Kiew hofft auf konkrete EU-Beitrittsaussicht – CIA hält nächstes halbes Kriegsjahr für entscheidend
Kiew – Von einem EU-Ukraine-Gipfel am Freitag erhofft sich Kiew konkretere Beitrittsperspektiven. «Ich glaube, dass es die Ukraine verdient hat, bereits in diesem Jahr Verhandlungen über die EU-Mitgliedschaft aufzunehmen», sagte Selenskyj in seiner abendlichen Ansprache am Donnerstag. Eine weitere Integration in die Europäische Union würde den Ukrainern «Energie und Motivation geben, trotz aller Hindernisse und Bedrohungen zu kämpfen».
EU-Kommissionspräsidentin Ursula von der Leyen und Ratspräsident Charles Michel wollen in Kiew mit Selenskyj zusammenkommen. Während die Ukraine sich weiter gegen schwere russische Angriffe wehrt, nutzte Kremlchef Wladimir Putin das Gedenken an die Schlacht von Stalingrad im Zweiten Weltkrieg, um seinen Angriffskrieg gegen das Nachbarland einmal mehr zu verteidigen.

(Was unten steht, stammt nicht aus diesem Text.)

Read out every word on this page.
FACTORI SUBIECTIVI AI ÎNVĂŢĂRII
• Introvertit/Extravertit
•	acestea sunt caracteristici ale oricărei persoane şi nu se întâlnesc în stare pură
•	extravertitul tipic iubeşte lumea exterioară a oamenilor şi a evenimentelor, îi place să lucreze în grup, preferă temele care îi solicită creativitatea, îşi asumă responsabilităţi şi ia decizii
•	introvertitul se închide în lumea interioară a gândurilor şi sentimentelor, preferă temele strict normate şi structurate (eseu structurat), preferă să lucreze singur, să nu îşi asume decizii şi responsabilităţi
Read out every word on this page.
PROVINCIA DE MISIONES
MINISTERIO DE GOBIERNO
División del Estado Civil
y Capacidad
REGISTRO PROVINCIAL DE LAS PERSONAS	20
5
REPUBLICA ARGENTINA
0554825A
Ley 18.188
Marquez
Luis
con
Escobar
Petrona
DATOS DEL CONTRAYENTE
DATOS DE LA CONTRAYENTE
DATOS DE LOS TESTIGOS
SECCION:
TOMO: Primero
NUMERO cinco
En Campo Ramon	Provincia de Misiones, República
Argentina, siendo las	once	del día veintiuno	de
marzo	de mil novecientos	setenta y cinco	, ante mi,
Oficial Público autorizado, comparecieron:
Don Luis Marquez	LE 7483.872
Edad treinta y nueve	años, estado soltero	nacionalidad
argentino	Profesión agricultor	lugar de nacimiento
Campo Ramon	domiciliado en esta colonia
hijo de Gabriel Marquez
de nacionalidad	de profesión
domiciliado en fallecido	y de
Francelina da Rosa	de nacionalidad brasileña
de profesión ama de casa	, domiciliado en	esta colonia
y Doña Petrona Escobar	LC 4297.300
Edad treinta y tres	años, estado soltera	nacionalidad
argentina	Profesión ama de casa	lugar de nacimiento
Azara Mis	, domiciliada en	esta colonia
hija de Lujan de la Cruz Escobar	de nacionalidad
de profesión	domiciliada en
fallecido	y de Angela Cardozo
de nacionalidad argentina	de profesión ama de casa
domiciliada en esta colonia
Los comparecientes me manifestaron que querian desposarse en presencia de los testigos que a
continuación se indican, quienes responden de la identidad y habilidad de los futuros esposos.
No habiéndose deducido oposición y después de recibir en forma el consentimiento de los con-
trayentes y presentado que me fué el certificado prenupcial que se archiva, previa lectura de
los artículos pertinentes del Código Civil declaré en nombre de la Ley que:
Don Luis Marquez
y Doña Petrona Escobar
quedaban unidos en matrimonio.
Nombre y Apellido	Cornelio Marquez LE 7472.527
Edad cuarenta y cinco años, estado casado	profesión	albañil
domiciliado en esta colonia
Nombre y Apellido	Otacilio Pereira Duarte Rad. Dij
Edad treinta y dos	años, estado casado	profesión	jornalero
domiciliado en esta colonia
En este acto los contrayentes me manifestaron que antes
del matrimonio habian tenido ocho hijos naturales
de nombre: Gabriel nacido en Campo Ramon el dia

EU-Spitze trifft Selenskyj
Ein weiteres Thema des Gipfels am Freitag, der unter strengen Sicherheitsvorkehrungen stattfindet, ist zusätzliche europäische Unterstützung im Krieg gegen Russland. Von der Leyen, die seit Donnerstag in Kiew ist, kündigte bereits weitere finanzielle, militärische und humanitäre Hilfe an. So sollen 150 Millionen Euro für den Wiederaufbau der von Russland zerstörten Energie-Infrastruktur bereitgestellt werden. Bis zum ersten Jahrestag des Kriegsbeginns am 24. Februar soll auch ein neues Paket mit Russland-Sanktionen beschlossen werden.
Die Ukraine hat seit Juni bereits den Status eines Beitrittskandidaten. Bis zu einer Mitgliedschaft dauert es in der Regel dann aber noch viele Jahre. Die 27 EU-Staaten haben sich allerdings darauf verständigt, dass zuvor Reformversprechen eingelöst werden müssen.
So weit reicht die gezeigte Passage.